Delta-sigma modulators (noise shapers) are particularly useful in digital to analog and analog to digital converters (DACs and ADCs). Using oversampling, a delta-sigma modulator spreads quantization noise power across the oversampling frequency band, which is typically much greater than the input signal bandwidth. Additionally, a delta sigma modulator performs noise shaping by acting as a lowpass filter to the input signal and a highpass filter to the noise; most of the quantization noise power is thereby shifted out of the signal band.

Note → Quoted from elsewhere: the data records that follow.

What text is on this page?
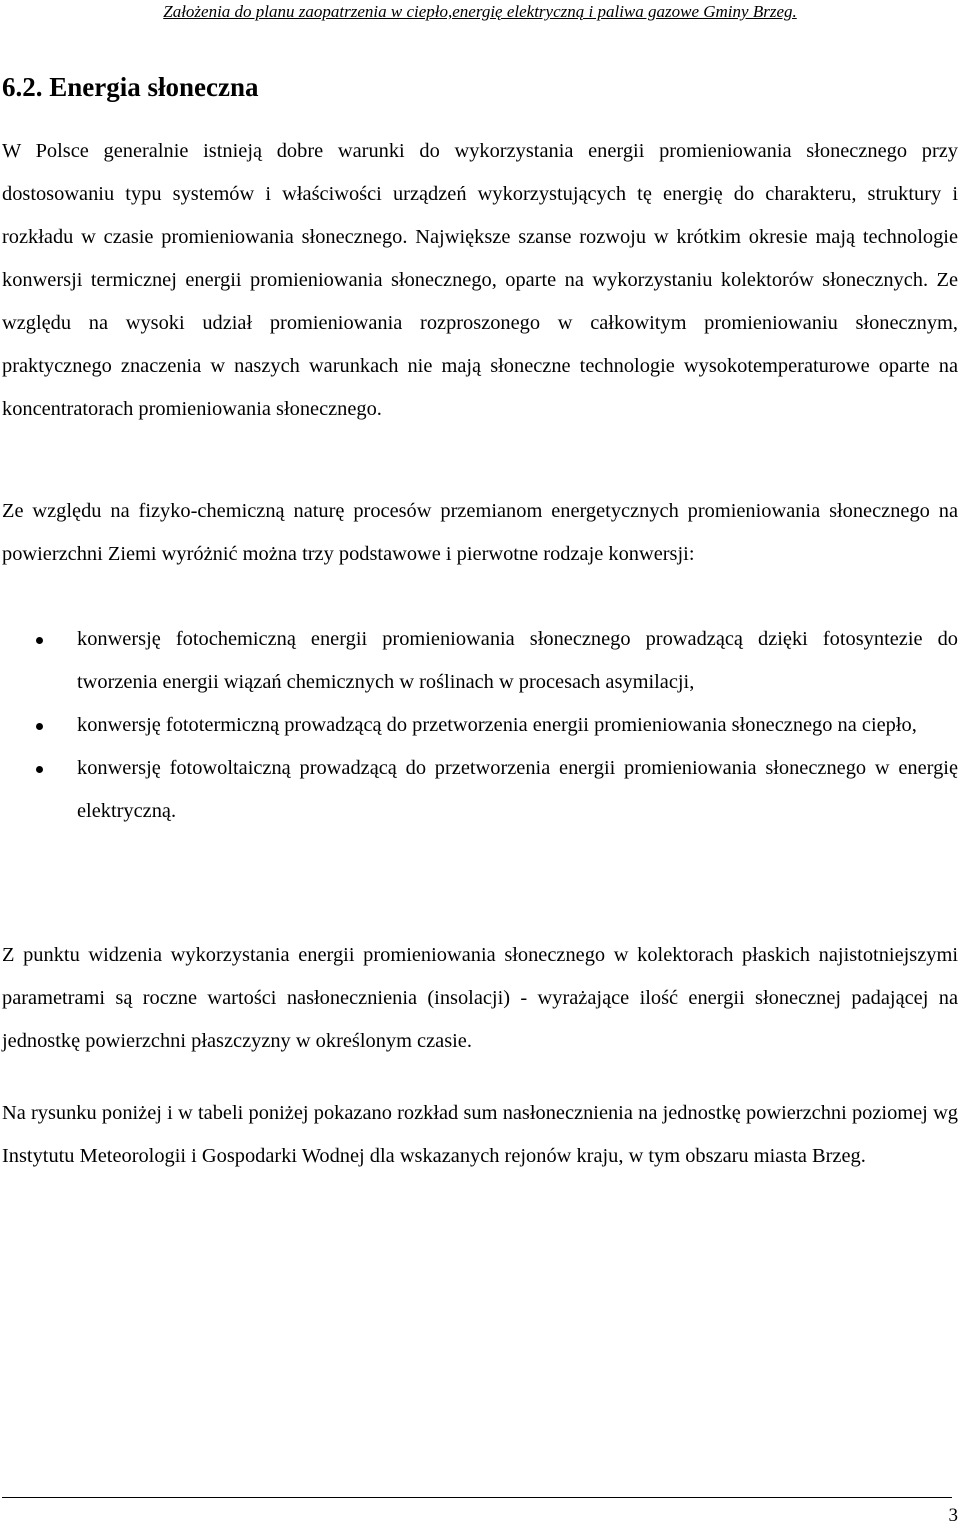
Założenia do planu zaopatrzenia w ciepło,energię elektryczną i paliwa gazowe Gminy Brzeg.
6.2. Energia słoneczna

W Polsce generalnie istnieją dobre warunki do wykorzystania energii promieniowania słonecznego przy dostosowaniu typu systemów i właściwości urządzeń wykorzystujących tę energię do charakteru, struktury i rozkładu w czasie promieniowania słonecznego. Największe szanse rozwoju w krótkim okresie mają technologie konwersji termicznej energii promieniowania słonecznego, oparte na wykorzystaniu kolektorów słonecznych. Ze względu na wysoki udział promieniowania rozproszonego w całkowitym promieniowaniu słonecznym, praktycznego znaczenia w naszych warunkach nie mają słoneczne technologie wysokotemperaturowe oparte na koncentratorach promieniowania słonecznego.

Ze względu na fizyko-chemiczną naturę procesów przemianom energetycznych promieniowania słonecznego na powierzchni Ziemi wyróżnić można trzy podstawowe i pierwotne rodzaje konwersji:

konwersję fotochemiczną energii promieniowania słonecznego prowadzącą dzięki fotosyntezie do tworzenia energii wiązań chemicznych w roślinach w procesach asymilacji,
konwersję fototermiczną prowadzącą do przetworzenia energii promieniowania słonecznego na ciepło,
konwersję fotowoltaiczną prowadzącą do przetworzenia energii promieniowania słonecznego w energię elektryczną.

Z punktu widzenia wykorzystania energii promieniowania słonecznego w kolektorach płaskich najistotniejszymi parametrami są roczne wartości nasłonecznienia (insolacji) - wyrażające ilość energii słonecznej padającej na jednostkę powierzchni płaszczyzny w określonym czasie.

Na rysunku poniżej i w tabeli poniżej pokazano rozkład sum nasłonecznienia na jednostkę powierzchni poziomej wg Instytutu Meteorologii i Gospodarki Wodnej dla wskazanych rejonów kraju, w tym obszaru miasta Brzeg.

3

In addition to data conversion applications, delta-sigma noise shapers are increasingly utilized in the design of digital amplifiers. In one particular technique, a digital delta-sigma noise shaper provides a noise shaped (quantized) digital data stream to a pulse width (duty cycle) modulated (PWM) stream, which in turn drives a linear amplifier output stage and associated load. This technique is generally described in U.S. Pat. No. 5,784,017, entitled “Analogue and Digital Convertors Using Pulse Edge Modulators with Non-linearity Error Correction”, granted Jul. 21, 1998, and U.S. Pat. No. 5,548,286, entitled “Analogue and Digital Convertor Using Pulse Edge Modulators with Non-linearity Error Correction”, granted Aug. 20, 1996, both to Craven, U.S. Pat. No. 5,815,102, entitled “Delta Sigma PWM DAC to Reduce Switching”, granted Sep. 29, 1998, to the present inventor (incorporated herein by reference), U.S. patent application Ser. No. 09/163,235 to Melanson (incorporated herein by reference), and International Patent Application No. PCT/DK97/00133 by Risbo.
One problem, which occurs in PWM circuits driving full-bridge loads, is noise and distortion caused by the non-zero impedance of the voltage supply. In particular, for a full-bridge output, a pair of drivers, typically operating from a single voltage supply, is utilized to drive a corresponding pair of output signal paths coupled to the full-bridge output load. Glitches on the output signal paths occur when the outputs of the two drivers switch simultaneously or nearly simultaneously. Specifically, the output of one-driver transitions towards the power supply voltage and the output of the other driver transitions towards ground. Due to the non-zero impedance of the voltage supply, the output paths do not settle to their final state instantaneously, and glitches are generated as an intermediate voltage appears across the corresponding outputs.
One approach to driving in a full-bridge output of a PWM system is disclosed in U.S. Pat. No. 6,373,336 to Anderskouv et al., and entitled Method Of Attenuating Zero Crossing Distortion And Noise In An Amplifier, An Amplifier And Uses Of The Method And The Amplifier, issued Apr. 16, 2002 (hereinafter the Anderskouv system). In this system, each terminal of a full-bridge output load is driven by a different PWM encoded signal provided by a corresponding separate PWM processing path. One processing path processes an input data stream, while the other processing path processes the complement of the input data stream. These complementary data streams drive a corresponding pair of delta-sigma modulators. Except for small levels of the input signal, when the input stream and its complement are close in value, the delta-sigma modulators generate substantially different modulated streams. The modulated data streams drive corresponding separate PWM modulation stages, which in turn drive the terminals of the full-bridge output loads.
Disadvantageously, the Anderskouv system does not guarantee that the outputs of the PWM modulators will not switch simultaneously or nearly simultaneously. In particular, for small values of the input signal, the outputs of the PWM stages of the Anderskouv system will switch nearly simultaneously. This near simultaneous switching will cause power supply glitches in the output signal, which will not be masked by the corresponding small output signals. Another significant disadvantage of the Anderskouv system is its hardware inefficiency, since two PWM paths, each including a PWM encoder, are required. This hardware inefficiency is particularly disadvantageous when utilized in multi-channel signal processing systems, such as those required in advanced audio applications, such as home theater audio.
Hence, given the increased utilization of PWM systems in such applications as audio signal processing, new, efficient, techniques are required for minimizing distortion and noise in full-bridge outputs driven by PWM—encoded data.